Bedeutender Pietist in Württemberg

Gottlieb Wilhelm Hoffmann wurde als Sohn eines strenggläubigen Pfarrers am 19. Dezember 1771 in Ostelsheim bei Calw geboren. Als Amtsschreiber in Merklingen erlebte er die Bekehrung, die ihn sein Leben lang an pietistische Kreise und deren Hauptvertreter Johann Friedrich Flattich, Christian Gottlob Pregizer, Phillip Matthäus Hahn und Christian Adam Dann binden sollte.

Gottlieb Wilhelm Hoffmann verwirklichte in Korntal erstmals soziale Ideen im Sinne des Pietismus.Landeskirchliches Archiv

In den Jahren 1815 bis 1819 war er als königlicher Notar und Amtsbürgermeister in Leonberg tätig.

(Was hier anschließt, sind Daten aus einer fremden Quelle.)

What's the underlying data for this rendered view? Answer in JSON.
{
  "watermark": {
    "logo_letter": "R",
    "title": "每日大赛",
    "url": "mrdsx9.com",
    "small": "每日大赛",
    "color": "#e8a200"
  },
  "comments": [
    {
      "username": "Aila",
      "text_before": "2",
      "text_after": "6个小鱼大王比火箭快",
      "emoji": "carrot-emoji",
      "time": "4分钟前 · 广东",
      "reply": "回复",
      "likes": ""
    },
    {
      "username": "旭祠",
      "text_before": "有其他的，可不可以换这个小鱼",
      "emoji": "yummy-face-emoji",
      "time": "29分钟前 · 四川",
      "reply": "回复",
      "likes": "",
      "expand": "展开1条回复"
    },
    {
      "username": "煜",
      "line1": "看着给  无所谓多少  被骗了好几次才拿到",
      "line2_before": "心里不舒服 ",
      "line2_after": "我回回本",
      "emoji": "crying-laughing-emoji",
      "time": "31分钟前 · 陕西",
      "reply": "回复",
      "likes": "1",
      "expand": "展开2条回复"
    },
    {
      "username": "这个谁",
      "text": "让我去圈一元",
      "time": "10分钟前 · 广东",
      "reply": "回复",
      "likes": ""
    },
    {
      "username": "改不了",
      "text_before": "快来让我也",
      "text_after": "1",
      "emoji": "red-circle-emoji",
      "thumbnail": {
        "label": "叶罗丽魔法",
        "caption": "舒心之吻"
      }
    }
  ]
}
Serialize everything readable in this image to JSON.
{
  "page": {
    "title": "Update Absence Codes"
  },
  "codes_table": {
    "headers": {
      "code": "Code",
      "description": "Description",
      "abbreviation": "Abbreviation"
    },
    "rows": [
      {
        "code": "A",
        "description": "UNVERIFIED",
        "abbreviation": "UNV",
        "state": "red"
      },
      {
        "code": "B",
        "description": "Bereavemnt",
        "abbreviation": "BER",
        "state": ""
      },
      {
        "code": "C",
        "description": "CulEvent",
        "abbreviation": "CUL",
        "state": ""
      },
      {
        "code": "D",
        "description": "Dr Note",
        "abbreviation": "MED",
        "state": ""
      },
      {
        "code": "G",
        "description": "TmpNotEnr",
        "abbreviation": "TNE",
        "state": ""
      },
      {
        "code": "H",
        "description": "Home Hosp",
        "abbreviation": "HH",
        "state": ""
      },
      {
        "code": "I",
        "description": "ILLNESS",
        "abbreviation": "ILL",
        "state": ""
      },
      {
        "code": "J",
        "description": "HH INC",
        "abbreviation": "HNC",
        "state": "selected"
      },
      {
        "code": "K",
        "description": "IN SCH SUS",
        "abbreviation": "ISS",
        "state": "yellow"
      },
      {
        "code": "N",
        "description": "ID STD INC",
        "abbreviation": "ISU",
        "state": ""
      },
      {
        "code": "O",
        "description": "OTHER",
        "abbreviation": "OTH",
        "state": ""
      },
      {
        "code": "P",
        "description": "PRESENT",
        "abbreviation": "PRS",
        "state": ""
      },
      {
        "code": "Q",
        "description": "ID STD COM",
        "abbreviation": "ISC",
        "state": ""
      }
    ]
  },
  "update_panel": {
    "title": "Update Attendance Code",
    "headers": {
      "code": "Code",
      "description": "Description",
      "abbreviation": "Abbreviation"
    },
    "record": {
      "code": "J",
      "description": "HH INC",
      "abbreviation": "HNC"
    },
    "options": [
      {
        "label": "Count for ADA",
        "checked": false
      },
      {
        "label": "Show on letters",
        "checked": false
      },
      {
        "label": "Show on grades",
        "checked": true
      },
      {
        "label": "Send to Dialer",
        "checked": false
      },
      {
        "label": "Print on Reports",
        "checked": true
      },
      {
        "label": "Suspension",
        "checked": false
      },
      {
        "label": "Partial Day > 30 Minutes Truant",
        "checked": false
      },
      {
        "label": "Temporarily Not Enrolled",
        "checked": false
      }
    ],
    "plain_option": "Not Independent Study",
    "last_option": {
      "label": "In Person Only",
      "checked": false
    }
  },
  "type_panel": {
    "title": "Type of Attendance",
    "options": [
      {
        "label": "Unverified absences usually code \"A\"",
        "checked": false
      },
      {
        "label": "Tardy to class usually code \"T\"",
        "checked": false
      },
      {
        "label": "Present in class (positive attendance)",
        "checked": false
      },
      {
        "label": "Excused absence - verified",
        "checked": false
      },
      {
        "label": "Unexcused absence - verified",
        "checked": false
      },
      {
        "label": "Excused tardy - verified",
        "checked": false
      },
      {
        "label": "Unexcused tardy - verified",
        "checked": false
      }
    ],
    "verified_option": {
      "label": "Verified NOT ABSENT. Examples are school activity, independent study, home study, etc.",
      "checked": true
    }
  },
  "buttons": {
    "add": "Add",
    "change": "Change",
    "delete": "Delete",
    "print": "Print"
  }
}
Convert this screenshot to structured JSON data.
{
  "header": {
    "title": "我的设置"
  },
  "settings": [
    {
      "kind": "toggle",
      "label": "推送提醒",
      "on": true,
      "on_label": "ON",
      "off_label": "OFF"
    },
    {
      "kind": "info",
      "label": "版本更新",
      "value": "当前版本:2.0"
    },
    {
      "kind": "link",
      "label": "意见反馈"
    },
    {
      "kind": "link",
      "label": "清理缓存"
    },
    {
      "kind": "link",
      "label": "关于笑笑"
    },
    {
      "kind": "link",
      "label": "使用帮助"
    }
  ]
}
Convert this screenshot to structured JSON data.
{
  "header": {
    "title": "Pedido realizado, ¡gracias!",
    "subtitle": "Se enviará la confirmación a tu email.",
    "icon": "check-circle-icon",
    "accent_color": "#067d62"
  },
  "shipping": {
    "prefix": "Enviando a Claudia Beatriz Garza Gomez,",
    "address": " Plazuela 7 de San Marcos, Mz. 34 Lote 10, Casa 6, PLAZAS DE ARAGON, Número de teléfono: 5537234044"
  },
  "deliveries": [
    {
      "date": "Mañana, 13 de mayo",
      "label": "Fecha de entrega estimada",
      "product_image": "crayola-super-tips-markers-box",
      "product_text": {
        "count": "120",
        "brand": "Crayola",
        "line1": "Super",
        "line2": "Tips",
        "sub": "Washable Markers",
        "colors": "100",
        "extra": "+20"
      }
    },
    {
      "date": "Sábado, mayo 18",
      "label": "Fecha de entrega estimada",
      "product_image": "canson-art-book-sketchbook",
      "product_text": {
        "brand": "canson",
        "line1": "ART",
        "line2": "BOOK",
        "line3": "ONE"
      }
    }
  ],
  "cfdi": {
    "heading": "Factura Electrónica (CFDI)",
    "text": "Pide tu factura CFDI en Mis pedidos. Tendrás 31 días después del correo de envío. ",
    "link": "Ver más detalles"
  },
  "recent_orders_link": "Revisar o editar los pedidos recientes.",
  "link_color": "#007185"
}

In den Jahren 1819 bis 1825 vertrat er als Abgeordneter das Oberamt Leonberg bei Versammlungen der zweiten Kammer der württembergischen Landstände.

Die Folgen der Napoleonischen Kriege und der schweren Missernten in den Hungerjahren 1816/17 prägten die Zeit, die Menschen litten bittere Not. Doch viele Pietisten sahen gerade darin Anzeichen für die nahende „Endzeit“ und den bevorstehenden Anbruch des „Tausendjährigen Reiches Gottes“. Zu Hunderten emigrierten sie bis Ende 1817 aus Württemberg, zumeist nach Südrussland, das Zar Alexander I. mit günstigen Ansiedlungsbedingungen bewarb, um der heiligen Stätte Jerusalems so nahe wie möglich zu sein. Wilhelm Hoffmann und Michael Hahn wollten dieser Entwicklung entgegenwirken und die Auswanderungswelle stoppen. Ihre Idee war es, vor Ort eine Gemeinde zu gründen, in der rechtschaffene Bürger mit ausreichend Kapital zusammenlebten, die den reinen Glauben aufrechterhalten sollten, um so für das Kommende gerüstet zu sein. Beeinflusst waren diese Überlegungen u.a. von der im Schwarzwald gelegenen Evangelische Brüdergemeine Herrnhut in Königsfeld. Doch sind auch Vorbilder in jenen Siedlungen zu suchen, die Württemberger in den Vereinigten Staaten gründeten. Zu nennen wären hier z.B die von dem Iptinger Johann Georg Rapp und seinen Anhängern gegründeten Siedlungen Harmony in Indiana und Economy in Pennsylvania bzw. das von Separatisten aus Rottenacker errichtete Zoar in Ohio.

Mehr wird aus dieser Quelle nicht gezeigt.